Après quatre décennies et demi au service de la musique, l'ensemble Pro Classica a mis fin à ses activités. Il s'est sabordé lors d'une récente assemblée générale extraordinaire.
07 août 2015, 14:29
/ Màj. le 20 oct. 2015 à 10:39
En 2013, au temple, Pro Classica marque les cent ans de la naissance du compositeur britannique Benjamin Britten. Son chef, Michel Dumonthay, porte la double casquette de directeur artistique du Nouvel orchestre de Genève, l'un des participants incontournables de ces concerts morgiens.
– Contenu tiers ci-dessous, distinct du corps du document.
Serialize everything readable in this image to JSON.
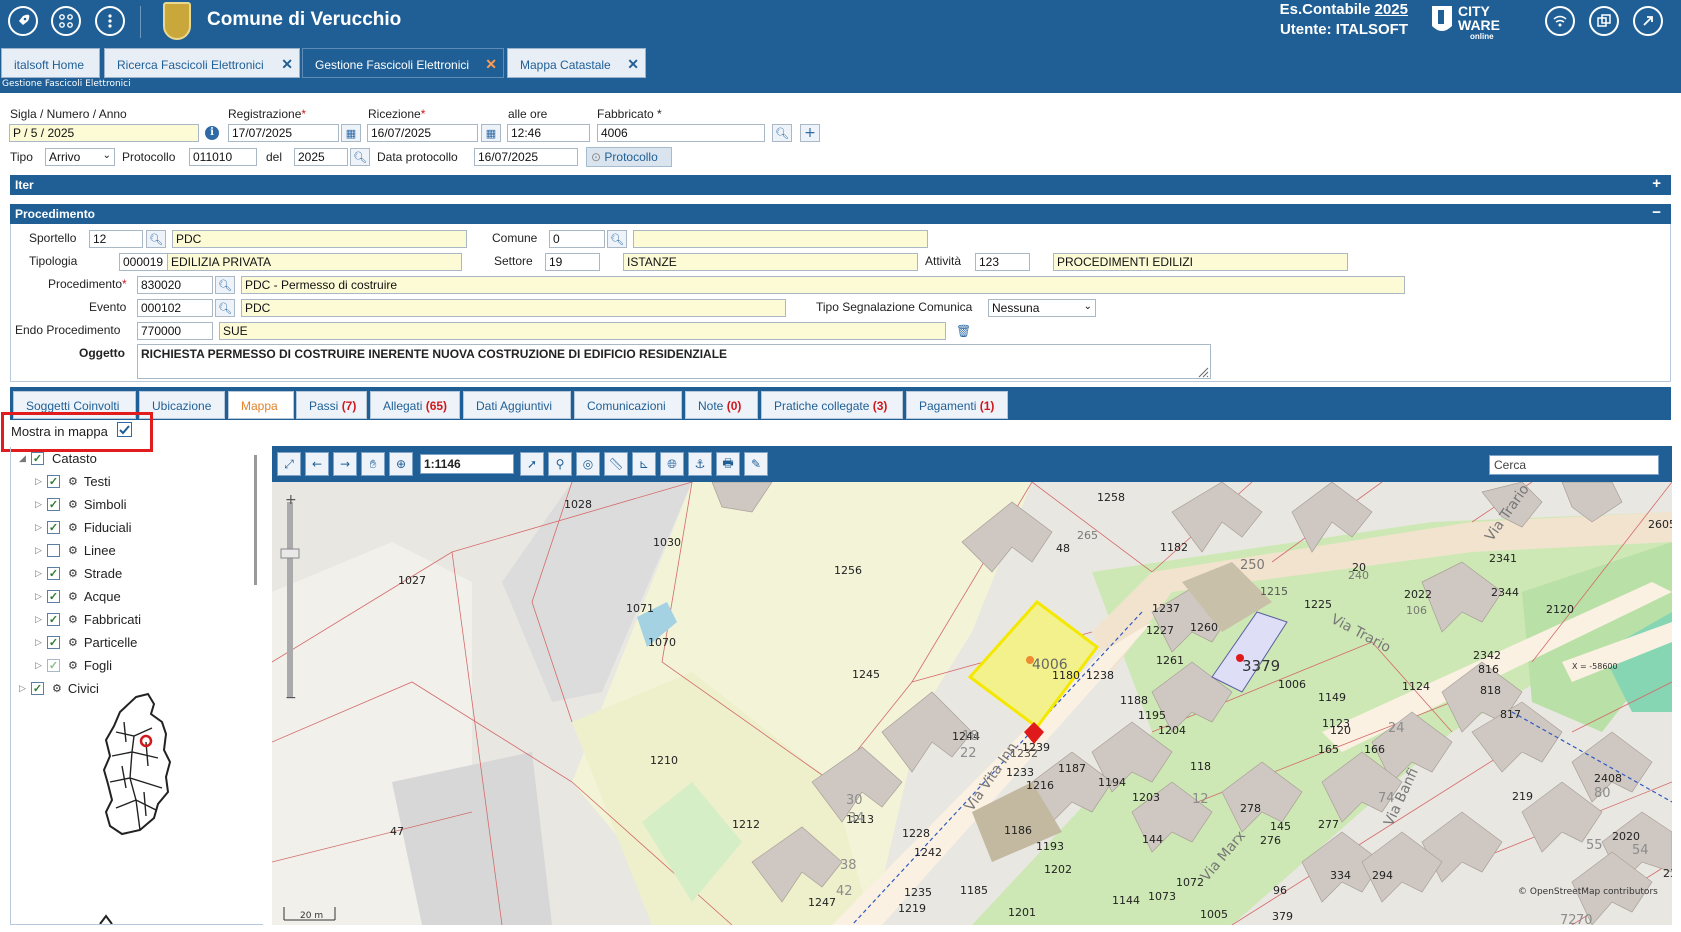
{
  "topbar": {
    "app_title": "Comune di Verucchio",
    "es_label": "Es.Contabile",
    "es_year": "2025",
    "user_line": "Utente: ITALSOFT",
    "logo_line1": "CITY",
    "logo_line2": "WARE",
    "logo_line3": "online"
  },
  "tabs": [
    {
      "label": "italsoft Home"
    },
    {
      "label": "Ricerca Fascicoli Elettronici",
      "close": "✕"
    },
    {
      "label": "Gestione Fascicoli Elettronici",
      "close": "✕"
    },
    {
      "label": "Mappa Catastale",
      "close": "✕"
    }
  ],
  "page_subtitle": "Gestione Fascicoli Elettronici",
  "form": {
    "sigla_label": "Sigla / Numero / Anno",
    "sigla_value": "P / 5 / 2025",
    "registrazione_label": "Registrazione",
    "registrazione_value": "17/07/2025",
    "ricezione_label": "Ricezione",
    "ricezione_value": "16/07/2025",
    "alle_ore_label": "alle ore",
    "alle_ore_value": "12:46",
    "fabbricato_label": "Fabbricato *",
    "fabbricato_value": "4006",
    "tipo_label": "Tipo",
    "tipo_value": "Arrivo",
    "protocollo_label": "Protocollo",
    "protocollo_value": "011010",
    "del_label": "del",
    "del_value": "2025",
    "data_protocollo_label": "Data protocollo",
    "data_protocollo_value": "16/07/2025",
    "protocollo_button": "Protocollo"
  },
  "iter": {
    "title": "Iter",
    "toggle": "+"
  },
  "procedimento": {
    "title": "Procedimento",
    "toggle": "−",
    "sportello_label": "Sportello",
    "sportello_code": "12",
    "sportello_desc": "PDC",
    "comune_label": "Comune",
    "comune_code": "0",
    "comune_desc": "",
    "tipologia_label": "Tipologia",
    "tipologia_code": "000019",
    "tipologia_desc": "EDILIZIA PRIVATA",
    "settore_label": "Settore",
    "settore_code": "19",
    "settore_desc": "ISTANZE",
    "attivita_label": "Attività",
    "attivita_code": "123",
    "attivita_desc": "PROCEDIMENTI EDILIZI",
    "procedimento_label": "Procedimento",
    "procedimento_code": "830020",
    "procedimento_desc": "PDC - Permesso di costruire",
    "evento_label": "Evento",
    "evento_code": "000102",
    "evento_desc": "PDC",
    "tipo_segn_label": "Tipo Segnalazione Comunica",
    "tipo_segn_value": "Nessuna",
    "endo_label": "Endo Procedimento",
    "endo_code": "770000",
    "endo_desc": "SUE",
    "oggetto_label": "Oggetto",
    "oggetto_value": "RICHIESTA PERMESSO DI COSTRUIRE INERENTE NUOVA COSTRUZIONE DI EDIFICIO RESIDENZIALE"
  },
  "detail_tabs": [
    {
      "label": "Soggetti Coinvolti",
      "count": ""
    },
    {
      "label": "Ubicazione",
      "count": ""
    },
    {
      "label": "Mappa",
      "count": ""
    },
    {
      "label": "Passi",
      "count": "(7)"
    },
    {
      "label": "Allegati",
      "count": "(65)"
    },
    {
      "label": "Dati Aggiuntivi",
      "count": ""
    },
    {
      "label": "Comunicazioni",
      "count": ""
    },
    {
      "label": "Note",
      "count": "(0)"
    },
    {
      "label": "Pratiche collegate",
      "count": "(3)"
    },
    {
      "label": "Pagamenti",
      "count": "(1)"
    }
  ],
  "mostra_in_mappa": {
    "label": "Mostra in mappa",
    "checked": true
  },
  "layers": [
    {
      "label": "Catasto",
      "checked": true,
      "level": 0,
      "expanded": true
    },
    {
      "label": "Testi",
      "checked": true,
      "level": 1
    },
    {
      "label": "Simboli",
      "checked": true,
      "level": 1
    },
    {
      "label": "Fiduciali",
      "checked": true,
      "level": 1
    },
    {
      "label": "Linee",
      "checked": false,
      "level": 1
    },
    {
      "label": "Strade",
      "checked": true,
      "level": 1
    },
    {
      "label": "Acque",
      "checked": true,
      "level": 1
    },
    {
      "label": "Fabbricati",
      "checked": true,
      "level": 1
    },
    {
      "label": "Particelle",
      "checked": true,
      "level": 1
    },
    {
      "label": "Fogli",
      "checked": true,
      "level": 1,
      "dim": true
    },
    {
      "label": "Civici",
      "checked": true,
      "level": 0
    }
  ],
  "map": {
    "scale": "1:1146",
    "search_placeholder": "Cerca",
    "scalebar": "20 m",
    "attribution": "© OpenStreetMap contributors",
    "coord_x": "X =   -58600",
    "street_labels": [
      "Via Trario",
      "Via Trario",
      "Via Vita Inn",
      "Via Banfi",
      "Via Marx"
    ],
    "parcel_labels": [
      "1028",
      "1030",
      "1027",
      "1256",
      "1071",
      "1070",
      "1245",
      "1210",
      "1212",
      "47",
      "4006",
      "3379",
      "48",
      "265",
      "1258",
      "1182",
      "250",
      "20",
      "240",
      "1215",
      "2022",
      "106",
      "1225",
      "2341",
      "2344",
      "2120",
      "2605",
      "1237",
      "1227",
      "1260",
      "1261",
      "1180",
      "1238",
      "1188",
      "1195",
      "1204",
      "1006",
      "1149",
      "1124",
      "2342",
      "816",
      "818",
      "1244",
      "1239",
      "1232",
      "1233",
      "1216",
      "1187",
      "1194",
      "1203",
      "118",
      "120",
      "166",
      "165",
      "1123",
      "817",
      "219",
      "2408",
      "1213",
      "1228",
      "1242",
      "1186",
      "1193",
      "1202",
      "278",
      "145",
      "276",
      "277",
      "144",
      "74",
      "2020",
      "1185",
      "1235",
      "1219",
      "1201",
      "1144",
      "1073",
      "1005",
      "1072",
      "96",
      "379",
      "334",
      "294",
      "1247",
      "42",
      "38",
      "30",
      "34",
      "22",
      "18",
      "24",
      "12",
      "23",
      "55",
      "80",
      "70"
    ]
  },
  "colors": {
    "brand": "#1f5f96",
    "accent": "#e3822a",
    "count_red": "#d0191c",
    "parcel_highlight": "#f0f08c",
    "parcel_3379": "#dedff6"
  }
}
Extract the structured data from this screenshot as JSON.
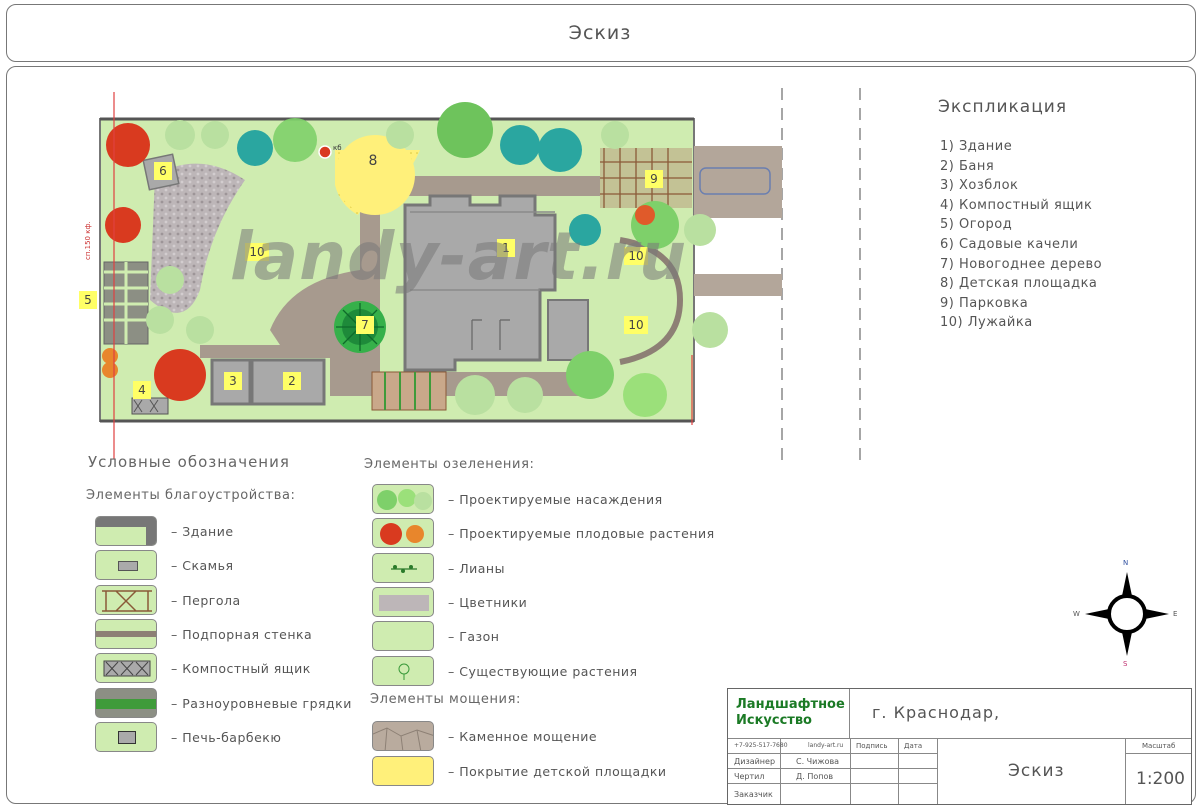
{
  "sheet": {
    "title": "Эскиз"
  },
  "explication": {
    "title": "Экспликация",
    "items": [
      "1) Здание",
      "2) Баня",
      "3) Хозблок",
      "4) Компостный ящик",
      "5) Огород",
      "6) Садовые качели",
      "7) Новогоднее дерево",
      "8) Детская площадка",
      "9) Парковка",
      "10) Лужайка"
    ]
  },
  "plan": {
    "watermark": "landy-art.ru",
    "zone_numbers": [
      "1",
      "2",
      "3",
      "4",
      "5",
      "6",
      "7",
      "8",
      "9",
      "10",
      "10",
      "10"
    ],
    "side_note": "сп.150 кф.",
    "tree_note": "кб"
  },
  "legend": {
    "title": "Условные обозначения",
    "improvement": {
      "title": "Элементы благоустройства:",
      "items": [
        {
          "label": "– Здание",
          "icon": "building-swatch"
        },
        {
          "label": "– Скамья",
          "icon": "bench-swatch"
        },
        {
          "label": "– Пергола",
          "icon": "pergola-swatch"
        },
        {
          "label": "– Подпорная стенка",
          "icon": "retaining-wall-swatch"
        },
        {
          "label": "– Компостный ящик",
          "icon": "compost-box-swatch"
        },
        {
          "label": "– Разноуровневые грядки",
          "icon": "raised-beds-swatch"
        },
        {
          "label": "– Печь-барбекю",
          "icon": "bbq-oven-swatch"
        }
      ]
    },
    "greening": {
      "title": "Элементы озеленения:",
      "items": [
        {
          "label": "– Проектируемые насаждения",
          "icon": "planned-plants-swatch"
        },
        {
          "label": "– Проектируемые плодовые растения",
          "icon": "fruit-plants-swatch"
        },
        {
          "label": "– Лианы",
          "icon": "vines-swatch"
        },
        {
          "label": "– Цветники",
          "icon": "flowerbeds-swatch"
        },
        {
          "label": "– Газон",
          "icon": "lawn-swatch"
        },
        {
          "label": "– Существующие растения",
          "icon": "existing-plants-swatch"
        }
      ]
    },
    "paving": {
      "title": "Элементы мощения:",
      "items": [
        {
          "label": "– Каменное мощение",
          "icon": "stone-paving-swatch"
        },
        {
          "label": "– Покрытие детской площадки",
          "icon": "playground-surface-swatch"
        }
      ]
    }
  },
  "compass": {
    "n": "N",
    "s": "S",
    "e": "E",
    "w": "W"
  },
  "stamp": {
    "logo_line1": "Ландшафтное",
    "logo_line2": "Искусство",
    "city": "г. Краснодар,",
    "phone": "+7-925-517-7680",
    "site": "landy-art.ru",
    "col_signature": "Подпись",
    "col_date": "Дата",
    "col_scale": "Масштаб",
    "designer_role": "Дизайнер",
    "designer_name": "С. Чижова",
    "drafter_role": "Чертил",
    "drafter_name": "Д. Попов",
    "client_role": "Заказчик",
    "sheet_name": "Эскиз",
    "scale": "1:200"
  },
  "colors": {
    "lawn": "#cfecb0",
    "building": "#a9a9a9",
    "paving": "#b3a69a",
    "playground": "#fff07a",
    "tree_green": "#2fa84a",
    "fruit_red": "#d93a1f"
  }
}
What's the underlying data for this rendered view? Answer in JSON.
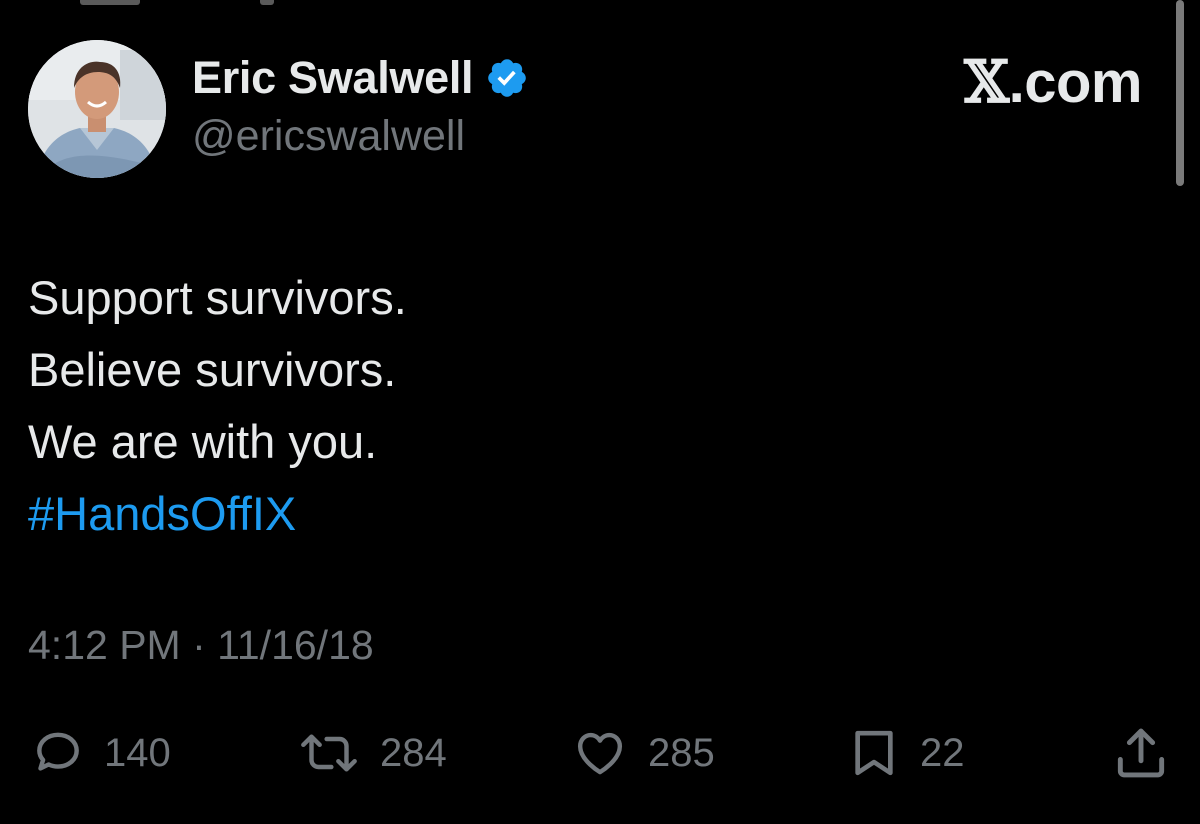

Depuis 45 ans, à la fin du mois de novembre, les concerts du chœur Pro Classica étaient, à Morges, un rite d’automne immuable, une respiration bienvenue, juste avant la frénésie de Noël.

Les portes du temple, où se tenaient généralement ces soirées mettant en présence chanteurs et amateurs de grand répertoire choral, dans de moments de qualité et d’intensité, resteront closes non seulement pour ce millésime 2014, mais définitivement.

La société, fondée en 1970 par Pierre Reymond, professeur, puis directeur du Conservatoire de Morges, a été, en effet, officiellement dissoute lors d’une assemblée générale le 30 octobre dernier. La nouvelle a été rendue publique par le biais du journal communal Reflets.

Les causes de cette décision sont, en substance, diverses et banales : manque de motivation des membres pour s’investir dans le fonctionnement quotidien de la société,- le dernier président avait jeté l’éponge au début de l’année, sans pouvoir être remplacé, de même que trois autres membres du comité, eux aussi démissionnaires-, mais encore l’érosion progressive des effectifs, en particulier du côté des voix mâles et des jeunes.

«On est passés de 50 -70 choristes dans les belles années, à 38 aujourd’hui. On ne peut plus continuer ainsi», explique Christiane Noverraz, qui, avec 24 ans d’engagement, dont trois à la présidence au tournant du siècle, fait office de mémoire du chœur.
Lors de la dernière apparition de celui-ci, dans le cadre des représentations de «Manru», l’opéra de Paderewski, au début octobre à Beausobre, seuls 24 chanteurs s’étaient laissés tenter par cette œuvre du compositeur polonais, inédite en français.

Phénomène évoqué, par ailleurs, le tourisme choral qui incite les chanteurs à papillonner d’une saison à l’autre, au hasard des attraits d’une programmation plus rassembleuse.

Au bénéfice d’un congé, en raison de son mandat politique, le syndic Vincent Jaques, entré à Pro Classica à l’âge de 20 ans, avant d’en assurer la présidence de 2002 à 2004, prend acte. «Il faut parfois savoir tourner la page pour créer quelque chose de neuf», conclut-il, entre tristesse et espoir.